Probability Theory: The Logic of Science. E. T. Jaynes. Edited by G. Larry Bretthorst. xxx + 727 pp. Cambridge University Press, 2003. $60.
Theoretical physicist Edwin T. Jaynes, who died in 1998, is best known as pioneer and champion of the principle of maximum entropy, which states that of all possible probability distributions that agree with what you know about a problem, the one that leaves you with the most uncertainty is best—precisely because it does not imply more than you know. As important as the principle is in practice, surprisingly little space is devoted to it in Jaynes's magnum opus, Probability Theory: The Logic of Science.
What, then, is the book about? In Jaynes's words, "Probability theory as extended logic"—he is engaged in demonstrating that the range of applications for logical principles when dealing with an incompletely specified situation is far greater than is usually supposed. From this angle, maximum entropy is merely a corollary of a more fundamental principle, namely honesty in inference (which could well have been the book's subtitle). The nearly complete manuscript was put online years ago, before Jaynes died, where it achieved cult status and became widely studied. It is now finally available in book form, having been edited for publication by Jaynes's colleague and former student G. Larry Bretthorst.

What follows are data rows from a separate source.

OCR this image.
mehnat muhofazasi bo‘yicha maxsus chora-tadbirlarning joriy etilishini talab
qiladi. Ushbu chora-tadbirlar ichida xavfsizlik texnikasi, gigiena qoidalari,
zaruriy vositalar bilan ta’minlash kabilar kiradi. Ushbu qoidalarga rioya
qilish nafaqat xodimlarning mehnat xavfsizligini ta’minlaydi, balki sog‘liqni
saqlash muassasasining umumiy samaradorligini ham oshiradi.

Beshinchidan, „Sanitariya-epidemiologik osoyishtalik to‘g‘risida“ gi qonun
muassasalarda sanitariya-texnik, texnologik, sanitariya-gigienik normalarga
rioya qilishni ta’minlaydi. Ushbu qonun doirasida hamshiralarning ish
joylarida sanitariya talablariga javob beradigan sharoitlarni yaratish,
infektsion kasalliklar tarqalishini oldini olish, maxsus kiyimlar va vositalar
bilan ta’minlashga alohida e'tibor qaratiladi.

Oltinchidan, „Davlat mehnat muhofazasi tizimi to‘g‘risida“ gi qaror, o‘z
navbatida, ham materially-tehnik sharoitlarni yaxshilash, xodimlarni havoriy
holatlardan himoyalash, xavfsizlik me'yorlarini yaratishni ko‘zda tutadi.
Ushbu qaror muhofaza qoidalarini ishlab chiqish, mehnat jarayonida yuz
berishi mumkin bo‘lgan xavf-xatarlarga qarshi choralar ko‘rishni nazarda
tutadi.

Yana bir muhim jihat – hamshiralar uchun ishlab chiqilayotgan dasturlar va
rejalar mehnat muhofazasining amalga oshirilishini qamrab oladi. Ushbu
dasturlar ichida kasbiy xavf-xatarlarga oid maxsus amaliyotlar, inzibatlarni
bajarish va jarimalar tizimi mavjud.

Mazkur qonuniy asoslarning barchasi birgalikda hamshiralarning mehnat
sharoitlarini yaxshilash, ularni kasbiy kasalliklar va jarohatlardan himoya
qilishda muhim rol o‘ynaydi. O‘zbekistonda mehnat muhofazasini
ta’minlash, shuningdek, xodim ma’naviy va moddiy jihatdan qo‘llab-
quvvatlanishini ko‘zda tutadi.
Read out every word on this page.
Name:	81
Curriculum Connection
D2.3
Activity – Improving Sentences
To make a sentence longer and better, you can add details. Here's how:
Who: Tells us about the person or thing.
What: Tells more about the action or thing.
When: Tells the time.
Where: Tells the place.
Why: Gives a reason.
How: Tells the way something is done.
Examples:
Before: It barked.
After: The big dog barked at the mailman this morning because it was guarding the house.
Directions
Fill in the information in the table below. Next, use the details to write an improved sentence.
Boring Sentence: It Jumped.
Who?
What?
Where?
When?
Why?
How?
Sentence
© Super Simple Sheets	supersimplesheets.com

Understanding this topic requires some historical background. Jaynes notes that such early developers of probability theory as James Bernoulli in the late 17th century and Pierre-Simon Laplace in the early 19th century saw it as an extension of logic to cases in which a lack of information makes deductive reasoning by Aristotelean syllogism impossible. Laplace called probability theory "the calculus of inductive reasoning." But starting in the middle of the 19th century, Laplace's interpretation and methods came under attack. The list of critics included Leslie Ellis, John Venn, George Boole, R. A. Fisher and others, and their "frequentist" views came to dominate the field in the 20th century.
Frequentists typically define the probability of an event as the limit of the frequency of the event as the sample size tends to infinity (think of the frequency of heads in an indefinitely long sequence of coin tosses). Thus they postulate the existence, behind the long-term averages empirically emerging from repeated random trials, of formal mathematical objects (limits, as in ordinary calculus) interpreted as intrinsic attributes of the system under study. Harold Jeffreys (to whom this book is dedicated) and Arnold Zellner were among the few who didn't subscribe to the frequentist orthodoxy. Jaynes builds on their work as well as that of Laplace and Thomas Bayes.
In Jaynes's Bayesian revival of Laplace's view, probability theory asks what degree of belief in an uncertain proposition is logically necessary, given all and only the information one has (which may include but is not limited to that obtained from random experiments). A probability is thus a measure of a state of knowledge and may change as this state is updated even when the system under study remains itself unchanged.
As a start to understanding Jaynes's approach, let us consider the process of drawing inferences. In introductory philosophy courses it is not unusual to see induction naively presented as "the opposite of" deduction. Deduction always draws assured consequences from the premises but will never tell us anything that was not already in the premises; specifically, if the premises represent what we know, deduction cannot tell us anything we didn't know to begin with. Induction, on the other hand, works backward from empirical facts to general principles. In this way it can tell us something new, but it will never guarantee its revelations.
As a matter of fact, pace David Hume and Karl Popper, no antithesis exists between deduction and induction. There is a single inference machine, whose kernel is ordinary logic. We feed the machine with a collection of statements (logic does not care in what order they are given or whether we call them hypotheses, empirical facts, axioms or priors) and we ask a yes-or-no question—call it A. Then we turn the crank, and after some grinding the machine will reply "Yes," "No" or "I don't know." (If you worry about undecidable problems, add a countdown timer, and when the time is up the machine will answer, "I don't know yet.") That's all there is to it!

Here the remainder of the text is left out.